We'd prefer a Python, C or C++ API to work with a system like this but most of us are experienced with a variety of languages. We don't mind as long as it works, gets the job done, and saves us time. What you think? Is there something out there like this?
如果你对这篇内容有疑问,欢迎到本站社区发帖提问 参与讨论,获取更多帮助,或者扫码二维码加入 Web 技术交流群。
绑定邮箱获取回复消息
由于您还没有绑定你的真实邮箱,如果其他用户或者作者回复了您的评论,将不能在第一时间通知您!
发布评论
评论(3)
您看过 MongoDB 的 GridFS 吗?
http://www.mongodb.org/display/DOCS/GridFS+Specification
您可以通过默认元数据以及您自己的附加元数据来查询文件。文件被分成小块,您可以指定所需的部分。此外,文件存储在集合中(类似于 RDBMS 表),并且您可以启动 Mongo 的复制功能。
Have you had a look at MongoDB's GridFS.
http://www.mongodb.org/display/DOCS/GridFS+Specification
You can query files by the default metadata, plus your own additional metadata. Files are broken out into small chunks and you can specify which portions you want. Also, files are stored in a collection (similar to a RDBMS table) and you get Mongo's replication features to boot.
经过验证的集群文件系统有什么问题? Lustre 和 ceph 是很好的候选者。
如果您正在寻找对象存储,那么 Hadoop 就是在构建时考虑到这一点的。根据我的经验,Hadoop 的使用和维护非常痛苦。
Whats wrong with a proven cluster file system? Lustre and ceph are good candidates.
If you're looking for an object store, Hadoop was built with this in mind. In my experience Hadoop is a pain to work with and maintain.

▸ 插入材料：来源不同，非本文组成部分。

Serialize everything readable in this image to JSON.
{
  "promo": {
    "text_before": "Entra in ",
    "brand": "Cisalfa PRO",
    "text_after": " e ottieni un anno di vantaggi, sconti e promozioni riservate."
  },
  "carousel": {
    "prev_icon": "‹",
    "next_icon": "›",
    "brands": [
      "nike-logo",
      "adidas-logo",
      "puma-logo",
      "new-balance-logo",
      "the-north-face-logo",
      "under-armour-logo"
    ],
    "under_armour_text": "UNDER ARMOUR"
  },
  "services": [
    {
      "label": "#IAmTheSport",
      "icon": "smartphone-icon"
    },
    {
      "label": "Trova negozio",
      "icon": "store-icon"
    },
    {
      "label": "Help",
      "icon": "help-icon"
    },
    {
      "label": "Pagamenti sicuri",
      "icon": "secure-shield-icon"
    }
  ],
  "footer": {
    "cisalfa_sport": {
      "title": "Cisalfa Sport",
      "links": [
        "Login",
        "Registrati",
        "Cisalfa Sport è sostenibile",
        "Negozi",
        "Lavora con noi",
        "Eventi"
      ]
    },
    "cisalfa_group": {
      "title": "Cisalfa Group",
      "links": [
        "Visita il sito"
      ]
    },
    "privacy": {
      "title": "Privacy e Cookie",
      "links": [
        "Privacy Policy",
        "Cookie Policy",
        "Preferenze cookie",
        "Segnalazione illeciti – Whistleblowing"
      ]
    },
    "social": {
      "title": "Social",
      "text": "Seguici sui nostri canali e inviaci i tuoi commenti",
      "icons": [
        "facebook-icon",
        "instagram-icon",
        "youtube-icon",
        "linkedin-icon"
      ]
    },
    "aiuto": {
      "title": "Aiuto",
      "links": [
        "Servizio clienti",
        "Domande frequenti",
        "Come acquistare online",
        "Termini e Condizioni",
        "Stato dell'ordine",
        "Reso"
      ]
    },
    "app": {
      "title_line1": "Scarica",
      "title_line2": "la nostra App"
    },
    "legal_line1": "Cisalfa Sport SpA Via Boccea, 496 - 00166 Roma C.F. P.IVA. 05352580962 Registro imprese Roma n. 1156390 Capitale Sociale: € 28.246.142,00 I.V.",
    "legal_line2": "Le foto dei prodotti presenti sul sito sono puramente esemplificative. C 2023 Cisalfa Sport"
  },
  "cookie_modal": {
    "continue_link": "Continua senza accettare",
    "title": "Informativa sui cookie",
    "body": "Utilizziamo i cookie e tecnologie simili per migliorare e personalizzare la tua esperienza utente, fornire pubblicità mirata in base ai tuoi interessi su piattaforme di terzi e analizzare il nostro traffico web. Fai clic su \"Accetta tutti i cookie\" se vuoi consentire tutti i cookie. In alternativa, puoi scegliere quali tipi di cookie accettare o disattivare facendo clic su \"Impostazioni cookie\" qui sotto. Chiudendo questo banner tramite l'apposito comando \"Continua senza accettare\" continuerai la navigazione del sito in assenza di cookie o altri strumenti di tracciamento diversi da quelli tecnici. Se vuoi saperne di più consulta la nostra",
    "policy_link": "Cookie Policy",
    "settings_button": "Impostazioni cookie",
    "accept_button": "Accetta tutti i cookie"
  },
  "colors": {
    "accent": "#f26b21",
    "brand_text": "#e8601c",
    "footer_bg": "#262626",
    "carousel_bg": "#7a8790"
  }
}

对我来说,Lustre 和 Ceph 都有一些像 Cassandra 这样的数据库没有的问题。我认为这里的核心问题是 Cassandra 和其他类似的数据库作为 FS 后端有什么缺点。
性能显然可能是其中之一。空间使用情况如何?一致性?
For me both Lustre and Ceph has some problems that databases like Cassandra dont have. I think the core question here is what disadvantage Cassandra and other databases like it would have as a FS backend.
Performance could obviously be one. What about space usage? Consistency?